Se as mensagens subliminares antes eram limitadas a quadros de cinema e anúncios de TV, os LLMs de hoje oferecem algo muito mais potente: calibração psicológica específica do usuário em tempo real – empatia armada sob demanda.
Contradições e causalidades
O que torna a psicose do ChatGPT diferente do condicionamento psicossocial do mundo real que já se desenvolve ao nosso redor?

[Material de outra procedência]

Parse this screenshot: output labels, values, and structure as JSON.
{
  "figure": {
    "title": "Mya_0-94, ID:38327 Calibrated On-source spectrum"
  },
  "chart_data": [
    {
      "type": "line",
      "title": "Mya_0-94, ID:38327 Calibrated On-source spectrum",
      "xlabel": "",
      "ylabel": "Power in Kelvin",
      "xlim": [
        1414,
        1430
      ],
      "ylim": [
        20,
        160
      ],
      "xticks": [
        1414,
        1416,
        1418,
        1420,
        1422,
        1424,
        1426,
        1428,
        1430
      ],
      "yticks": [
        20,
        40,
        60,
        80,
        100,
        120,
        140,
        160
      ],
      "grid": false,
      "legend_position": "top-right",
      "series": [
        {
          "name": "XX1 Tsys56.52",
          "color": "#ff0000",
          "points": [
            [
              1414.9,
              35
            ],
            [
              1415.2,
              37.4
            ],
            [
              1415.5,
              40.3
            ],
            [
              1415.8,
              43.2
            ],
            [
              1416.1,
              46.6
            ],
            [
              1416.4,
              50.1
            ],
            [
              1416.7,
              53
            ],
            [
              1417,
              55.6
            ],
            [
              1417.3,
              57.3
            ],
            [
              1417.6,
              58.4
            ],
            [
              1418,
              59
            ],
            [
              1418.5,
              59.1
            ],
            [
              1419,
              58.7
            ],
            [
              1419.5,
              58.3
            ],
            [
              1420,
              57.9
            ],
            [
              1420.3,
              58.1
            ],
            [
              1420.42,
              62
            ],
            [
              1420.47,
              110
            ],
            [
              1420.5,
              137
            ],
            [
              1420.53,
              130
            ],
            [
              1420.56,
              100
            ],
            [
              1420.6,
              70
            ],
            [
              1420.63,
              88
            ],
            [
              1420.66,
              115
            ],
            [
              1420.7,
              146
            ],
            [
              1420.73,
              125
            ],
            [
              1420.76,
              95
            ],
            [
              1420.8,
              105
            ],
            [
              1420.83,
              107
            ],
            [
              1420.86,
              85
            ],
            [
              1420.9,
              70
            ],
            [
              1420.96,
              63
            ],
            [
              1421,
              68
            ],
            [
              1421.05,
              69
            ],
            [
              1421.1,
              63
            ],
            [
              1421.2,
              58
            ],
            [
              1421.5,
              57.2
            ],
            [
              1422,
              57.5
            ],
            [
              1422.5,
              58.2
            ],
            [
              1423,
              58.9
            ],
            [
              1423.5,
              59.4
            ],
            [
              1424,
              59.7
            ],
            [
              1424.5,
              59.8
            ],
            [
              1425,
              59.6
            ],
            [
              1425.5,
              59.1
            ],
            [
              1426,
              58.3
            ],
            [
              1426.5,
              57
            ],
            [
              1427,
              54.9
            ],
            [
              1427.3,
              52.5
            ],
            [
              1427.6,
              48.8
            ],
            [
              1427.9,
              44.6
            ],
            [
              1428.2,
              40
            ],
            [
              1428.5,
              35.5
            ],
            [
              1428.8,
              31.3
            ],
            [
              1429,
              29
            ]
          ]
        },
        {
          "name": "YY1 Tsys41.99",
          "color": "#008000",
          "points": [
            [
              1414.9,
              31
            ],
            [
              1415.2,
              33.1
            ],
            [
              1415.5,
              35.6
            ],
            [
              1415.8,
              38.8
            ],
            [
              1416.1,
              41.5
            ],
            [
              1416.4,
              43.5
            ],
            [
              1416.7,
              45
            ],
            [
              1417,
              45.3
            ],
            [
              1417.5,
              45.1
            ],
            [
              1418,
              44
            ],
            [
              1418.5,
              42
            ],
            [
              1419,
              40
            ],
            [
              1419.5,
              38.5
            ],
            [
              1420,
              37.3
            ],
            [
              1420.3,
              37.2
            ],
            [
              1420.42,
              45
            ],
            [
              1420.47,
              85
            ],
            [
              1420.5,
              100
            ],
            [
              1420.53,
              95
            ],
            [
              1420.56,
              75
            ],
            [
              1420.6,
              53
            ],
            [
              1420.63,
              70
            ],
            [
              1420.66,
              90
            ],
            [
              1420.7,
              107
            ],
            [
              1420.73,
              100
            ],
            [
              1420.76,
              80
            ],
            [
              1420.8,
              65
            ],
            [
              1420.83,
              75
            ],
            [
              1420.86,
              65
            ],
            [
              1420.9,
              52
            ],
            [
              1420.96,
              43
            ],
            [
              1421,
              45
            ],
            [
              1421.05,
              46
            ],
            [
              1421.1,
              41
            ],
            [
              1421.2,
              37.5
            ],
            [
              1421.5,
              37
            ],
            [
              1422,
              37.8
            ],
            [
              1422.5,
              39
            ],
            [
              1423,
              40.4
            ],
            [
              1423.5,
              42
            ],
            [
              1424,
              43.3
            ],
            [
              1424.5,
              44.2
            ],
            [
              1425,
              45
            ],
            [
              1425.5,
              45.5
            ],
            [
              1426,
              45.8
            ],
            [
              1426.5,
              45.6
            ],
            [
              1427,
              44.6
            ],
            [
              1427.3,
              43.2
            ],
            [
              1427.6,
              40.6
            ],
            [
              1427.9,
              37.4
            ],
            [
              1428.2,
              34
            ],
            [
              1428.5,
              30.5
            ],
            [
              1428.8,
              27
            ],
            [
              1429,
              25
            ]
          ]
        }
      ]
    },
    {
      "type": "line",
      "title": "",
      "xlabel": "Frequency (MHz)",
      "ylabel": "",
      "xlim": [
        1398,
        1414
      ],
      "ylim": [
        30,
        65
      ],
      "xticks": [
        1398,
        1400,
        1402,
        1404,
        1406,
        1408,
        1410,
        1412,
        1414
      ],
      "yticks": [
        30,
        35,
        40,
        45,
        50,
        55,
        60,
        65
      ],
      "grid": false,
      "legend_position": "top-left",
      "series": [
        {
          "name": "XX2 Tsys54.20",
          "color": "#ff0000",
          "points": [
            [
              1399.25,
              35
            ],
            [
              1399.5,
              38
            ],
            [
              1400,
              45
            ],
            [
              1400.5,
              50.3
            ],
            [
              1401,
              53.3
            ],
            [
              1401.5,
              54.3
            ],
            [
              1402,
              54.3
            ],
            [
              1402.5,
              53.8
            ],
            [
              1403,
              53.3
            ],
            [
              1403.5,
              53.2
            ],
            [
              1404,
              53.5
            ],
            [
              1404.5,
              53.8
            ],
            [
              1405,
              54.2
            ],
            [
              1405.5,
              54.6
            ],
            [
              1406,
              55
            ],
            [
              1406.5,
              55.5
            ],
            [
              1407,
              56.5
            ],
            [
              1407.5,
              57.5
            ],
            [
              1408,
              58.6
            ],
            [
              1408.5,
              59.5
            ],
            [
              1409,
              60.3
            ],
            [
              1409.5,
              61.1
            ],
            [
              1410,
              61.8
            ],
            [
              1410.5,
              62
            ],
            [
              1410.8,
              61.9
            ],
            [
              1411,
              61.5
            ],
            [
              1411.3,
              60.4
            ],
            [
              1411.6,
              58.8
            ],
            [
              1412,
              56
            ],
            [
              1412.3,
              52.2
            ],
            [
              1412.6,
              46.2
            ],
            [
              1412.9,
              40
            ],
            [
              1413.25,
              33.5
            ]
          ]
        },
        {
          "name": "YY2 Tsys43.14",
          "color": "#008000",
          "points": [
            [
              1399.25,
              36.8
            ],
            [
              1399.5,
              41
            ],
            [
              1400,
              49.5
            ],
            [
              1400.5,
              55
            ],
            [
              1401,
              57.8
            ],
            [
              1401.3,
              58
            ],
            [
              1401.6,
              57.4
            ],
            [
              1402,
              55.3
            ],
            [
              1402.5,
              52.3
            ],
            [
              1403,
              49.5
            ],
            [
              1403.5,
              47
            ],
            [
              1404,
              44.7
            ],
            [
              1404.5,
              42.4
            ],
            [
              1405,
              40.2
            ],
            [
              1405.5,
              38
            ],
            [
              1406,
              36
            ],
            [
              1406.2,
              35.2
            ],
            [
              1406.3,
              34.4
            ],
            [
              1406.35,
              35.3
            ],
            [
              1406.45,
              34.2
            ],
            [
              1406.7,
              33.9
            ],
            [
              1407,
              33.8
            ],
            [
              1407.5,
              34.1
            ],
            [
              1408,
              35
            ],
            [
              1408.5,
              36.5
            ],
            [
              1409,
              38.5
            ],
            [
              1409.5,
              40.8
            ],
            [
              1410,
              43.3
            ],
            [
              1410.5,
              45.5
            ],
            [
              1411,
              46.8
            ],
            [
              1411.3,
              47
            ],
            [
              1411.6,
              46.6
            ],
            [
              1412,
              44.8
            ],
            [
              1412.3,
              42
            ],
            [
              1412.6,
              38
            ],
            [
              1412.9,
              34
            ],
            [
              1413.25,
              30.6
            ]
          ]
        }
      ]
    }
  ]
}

Nos últimos anos, instituições antes consideradas neutras – escolas, órgãos de saúde pública e academia – têm sido acusadas de promover ideologias que distorcem realidades fundamentais. Da fluidez de gênero ensinada como verdade inquestionável à teoria racial crítica que remodela narrativas sociais, grande parte da população tem sido exposta a formas sistêmicas de desestabilização cognitiva. O resultado? Aumento da ansiedade, confusão e fragmentação da identidade, especialmente entre os jovens.
Nesse contexto, a psicose induzida por LLM não surge do nada. Ela reflete, e pode até mesmo amplificar, uma condição cultural mais ampla, em que o próprio significado é contestado.
Há também uma contradição no cerne da evangelização da IA no Vale do Silício. As elites tecnológicas promovem a promessa de um deus da IA para gerenciar as complexidades da sociedade, ao mesmo tempo em que emitem alertas alarmantes sobre os perigos existenciais desses mesmos sistemas. O resultado é uma chicotada cognitiva – um embate psicológico entre a adoração e o medo.
Quanto da psicose do LLM é realmente atribuível à própria IA e quanto decorre de estressores cumulativos e preexistentes? Quando o ChatGPT foi lançado ao público em novembro de 2022, grande parte do mundo já havia passado por um período sem precedentes de medo, isolamento, ruptura econômica e intervenção farmacêutica em massa relacionados à pandemia. Alguns pesquisadores apontaram para um aumento na psicose generalizada após o lançamento das vacinas de mRNA contra a Covid-19. Seria a psicose do ChatGPT, portanto, um pretexto conveniente para múltiplos ataques interligados ao corpo e à mente humanos?